Quando criança os mortos me assustavam e com eles tinha pesadelos que terminavam com um grito no meio da noite.  Hoje, com tantos entes queridos e amigos mortos perdi o medo e também a esperança de que eles voltam para puxar as nossas pernas como as histórias que as minhas irmãs mais velhas contavam para assustar os irmãos mais novos.
Minha mãe volta e meia sonhava com mortos: pai, mãe, irmãos e pelo menos com duas irmãs tinha sonhos frequentes. Uma dela se matou por ver seu amor proibido pela família e a outra se mudou para o Mato Grosso e nunca mais a viu. Com a última ficou uma pendência não resolvida. Era o remorso pela falta do perdão e de despedida. A que se matou era quase a sua mãe. Por ser a mais velha e minha mãe a mais nova, era quem cuidava dela enquanto a mãe cuidava da casa e das suas costuras. Quando minha mãe começou a ter demência senil, os seus encontros com os mortos ocorriam mesmo quando estava acordada. Quando ia visitá-la, às vezes, ela dizia: “Seu pai esteve aqui, conversamos bastante sobre nossa vida juntos e os filhos. Ele está preocupado com fulano e não é para estar?” Em outras ocasiões falava sobre o encontro com a irmã que nunca mais viu. Eram sempre momentos de perdões, arrependimentos e lágrimas.

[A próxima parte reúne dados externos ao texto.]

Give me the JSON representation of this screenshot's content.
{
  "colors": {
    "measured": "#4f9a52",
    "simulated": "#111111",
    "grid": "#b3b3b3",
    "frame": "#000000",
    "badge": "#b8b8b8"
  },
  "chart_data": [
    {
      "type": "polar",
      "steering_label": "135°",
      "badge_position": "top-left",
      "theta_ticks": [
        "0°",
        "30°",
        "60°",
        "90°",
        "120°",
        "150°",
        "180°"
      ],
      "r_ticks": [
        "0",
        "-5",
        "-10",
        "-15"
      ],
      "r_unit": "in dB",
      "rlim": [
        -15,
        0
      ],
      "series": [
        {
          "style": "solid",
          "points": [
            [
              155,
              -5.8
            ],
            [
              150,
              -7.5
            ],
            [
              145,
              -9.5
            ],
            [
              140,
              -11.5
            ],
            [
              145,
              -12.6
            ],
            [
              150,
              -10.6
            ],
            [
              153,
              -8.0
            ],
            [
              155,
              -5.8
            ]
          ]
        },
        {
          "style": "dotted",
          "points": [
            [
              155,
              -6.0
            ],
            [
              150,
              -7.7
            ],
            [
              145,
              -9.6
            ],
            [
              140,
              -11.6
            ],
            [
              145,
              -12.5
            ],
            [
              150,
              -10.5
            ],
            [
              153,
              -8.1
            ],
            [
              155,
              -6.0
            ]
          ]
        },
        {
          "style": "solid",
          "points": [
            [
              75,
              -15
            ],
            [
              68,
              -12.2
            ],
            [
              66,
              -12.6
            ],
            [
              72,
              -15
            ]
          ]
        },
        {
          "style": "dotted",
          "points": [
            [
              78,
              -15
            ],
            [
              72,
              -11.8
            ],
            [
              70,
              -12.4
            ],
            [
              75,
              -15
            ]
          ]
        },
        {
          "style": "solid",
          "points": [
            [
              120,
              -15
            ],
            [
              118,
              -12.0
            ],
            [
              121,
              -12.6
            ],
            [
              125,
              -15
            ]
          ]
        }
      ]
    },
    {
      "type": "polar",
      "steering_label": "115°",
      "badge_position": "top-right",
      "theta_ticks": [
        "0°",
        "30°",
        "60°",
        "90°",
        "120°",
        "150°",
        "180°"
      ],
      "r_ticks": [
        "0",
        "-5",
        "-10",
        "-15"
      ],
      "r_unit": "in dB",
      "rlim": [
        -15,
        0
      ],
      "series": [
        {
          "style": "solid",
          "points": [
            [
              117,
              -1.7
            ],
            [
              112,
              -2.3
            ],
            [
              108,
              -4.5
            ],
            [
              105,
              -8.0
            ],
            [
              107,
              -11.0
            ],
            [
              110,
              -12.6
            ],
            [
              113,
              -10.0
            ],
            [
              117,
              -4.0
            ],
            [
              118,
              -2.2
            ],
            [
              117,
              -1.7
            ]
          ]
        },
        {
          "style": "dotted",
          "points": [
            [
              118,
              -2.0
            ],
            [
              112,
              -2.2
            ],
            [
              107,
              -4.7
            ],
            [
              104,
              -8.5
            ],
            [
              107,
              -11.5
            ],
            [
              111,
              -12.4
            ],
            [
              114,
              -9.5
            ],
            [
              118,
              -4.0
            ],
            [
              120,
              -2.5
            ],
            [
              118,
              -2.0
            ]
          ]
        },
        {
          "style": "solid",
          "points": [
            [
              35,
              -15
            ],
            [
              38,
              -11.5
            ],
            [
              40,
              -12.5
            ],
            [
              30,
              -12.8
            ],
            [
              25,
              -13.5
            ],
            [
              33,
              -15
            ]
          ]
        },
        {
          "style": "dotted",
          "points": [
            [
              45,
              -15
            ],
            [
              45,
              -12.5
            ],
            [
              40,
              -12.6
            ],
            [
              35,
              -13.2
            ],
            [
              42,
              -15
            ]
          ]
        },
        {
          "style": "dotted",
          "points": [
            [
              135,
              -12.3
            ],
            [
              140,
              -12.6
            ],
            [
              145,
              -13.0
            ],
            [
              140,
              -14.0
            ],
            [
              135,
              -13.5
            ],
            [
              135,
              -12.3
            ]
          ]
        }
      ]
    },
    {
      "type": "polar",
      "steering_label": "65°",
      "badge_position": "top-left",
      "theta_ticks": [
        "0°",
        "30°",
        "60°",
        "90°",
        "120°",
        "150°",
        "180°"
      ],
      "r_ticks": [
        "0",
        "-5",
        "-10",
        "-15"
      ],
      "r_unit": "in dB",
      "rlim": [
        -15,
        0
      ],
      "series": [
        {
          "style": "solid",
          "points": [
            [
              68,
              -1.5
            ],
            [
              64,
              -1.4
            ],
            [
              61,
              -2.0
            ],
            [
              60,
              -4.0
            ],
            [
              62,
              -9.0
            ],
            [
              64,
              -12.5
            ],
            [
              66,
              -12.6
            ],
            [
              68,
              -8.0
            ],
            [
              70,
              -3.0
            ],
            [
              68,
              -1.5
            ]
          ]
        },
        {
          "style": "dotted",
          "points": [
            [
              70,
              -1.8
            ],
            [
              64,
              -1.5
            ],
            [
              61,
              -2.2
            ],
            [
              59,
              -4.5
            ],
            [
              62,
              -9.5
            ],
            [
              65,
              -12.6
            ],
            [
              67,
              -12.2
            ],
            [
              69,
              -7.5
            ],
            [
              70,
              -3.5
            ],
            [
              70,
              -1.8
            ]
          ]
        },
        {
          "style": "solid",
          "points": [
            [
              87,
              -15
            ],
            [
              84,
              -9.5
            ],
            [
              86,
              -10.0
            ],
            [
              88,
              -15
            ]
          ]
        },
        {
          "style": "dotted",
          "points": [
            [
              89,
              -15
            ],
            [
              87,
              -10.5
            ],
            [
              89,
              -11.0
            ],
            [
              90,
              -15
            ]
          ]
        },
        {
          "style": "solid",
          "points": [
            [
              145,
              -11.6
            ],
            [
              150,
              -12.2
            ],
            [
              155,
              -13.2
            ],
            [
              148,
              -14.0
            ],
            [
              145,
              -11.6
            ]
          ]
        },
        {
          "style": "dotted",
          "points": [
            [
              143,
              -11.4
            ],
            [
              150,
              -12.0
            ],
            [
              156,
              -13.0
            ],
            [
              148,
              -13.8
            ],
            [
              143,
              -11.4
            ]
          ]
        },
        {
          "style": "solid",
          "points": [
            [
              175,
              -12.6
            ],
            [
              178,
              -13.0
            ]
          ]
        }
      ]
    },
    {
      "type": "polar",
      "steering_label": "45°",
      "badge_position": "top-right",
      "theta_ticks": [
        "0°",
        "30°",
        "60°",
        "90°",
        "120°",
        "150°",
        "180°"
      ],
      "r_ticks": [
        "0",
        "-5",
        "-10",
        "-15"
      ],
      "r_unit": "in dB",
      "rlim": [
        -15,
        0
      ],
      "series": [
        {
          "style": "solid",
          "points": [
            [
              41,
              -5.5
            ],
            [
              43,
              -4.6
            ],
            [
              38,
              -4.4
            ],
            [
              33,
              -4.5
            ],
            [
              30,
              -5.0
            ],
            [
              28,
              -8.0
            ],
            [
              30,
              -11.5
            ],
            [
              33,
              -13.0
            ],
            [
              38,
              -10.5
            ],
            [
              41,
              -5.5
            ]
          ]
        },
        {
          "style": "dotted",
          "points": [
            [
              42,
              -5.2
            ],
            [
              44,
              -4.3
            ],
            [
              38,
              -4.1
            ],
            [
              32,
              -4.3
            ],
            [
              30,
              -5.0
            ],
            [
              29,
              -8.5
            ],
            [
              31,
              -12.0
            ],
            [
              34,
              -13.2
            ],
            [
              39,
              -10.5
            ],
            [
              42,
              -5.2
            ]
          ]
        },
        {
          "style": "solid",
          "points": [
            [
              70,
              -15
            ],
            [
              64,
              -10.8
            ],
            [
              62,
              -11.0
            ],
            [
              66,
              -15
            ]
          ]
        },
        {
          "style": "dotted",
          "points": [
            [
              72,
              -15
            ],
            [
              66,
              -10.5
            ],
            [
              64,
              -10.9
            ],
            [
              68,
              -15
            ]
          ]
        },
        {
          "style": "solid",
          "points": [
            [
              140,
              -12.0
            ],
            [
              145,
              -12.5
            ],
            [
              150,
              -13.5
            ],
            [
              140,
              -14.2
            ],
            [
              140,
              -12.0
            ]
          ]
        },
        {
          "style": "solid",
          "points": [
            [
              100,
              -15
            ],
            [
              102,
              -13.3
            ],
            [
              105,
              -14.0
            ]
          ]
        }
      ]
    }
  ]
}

Quando sonho com os mortos, estamos no cotidiano de nossa outrora vida familiar. Às vezes durante o sonho lembro de que eles estão mortos, mas na maioria das vezes nem me lembro disso. Mas isso acontece quase sempre na casa onde morávamos e na penumbra da noite. Meus sonhos sempre ocorrem à noite ou, raramente, no entardecer. Nunca pesquisei a causa, mas deve ser porque dormimos sempre à noite. Sonho com coisas absurdas, coloridas, músicas, discussões filosóficas, políticas ou literatura.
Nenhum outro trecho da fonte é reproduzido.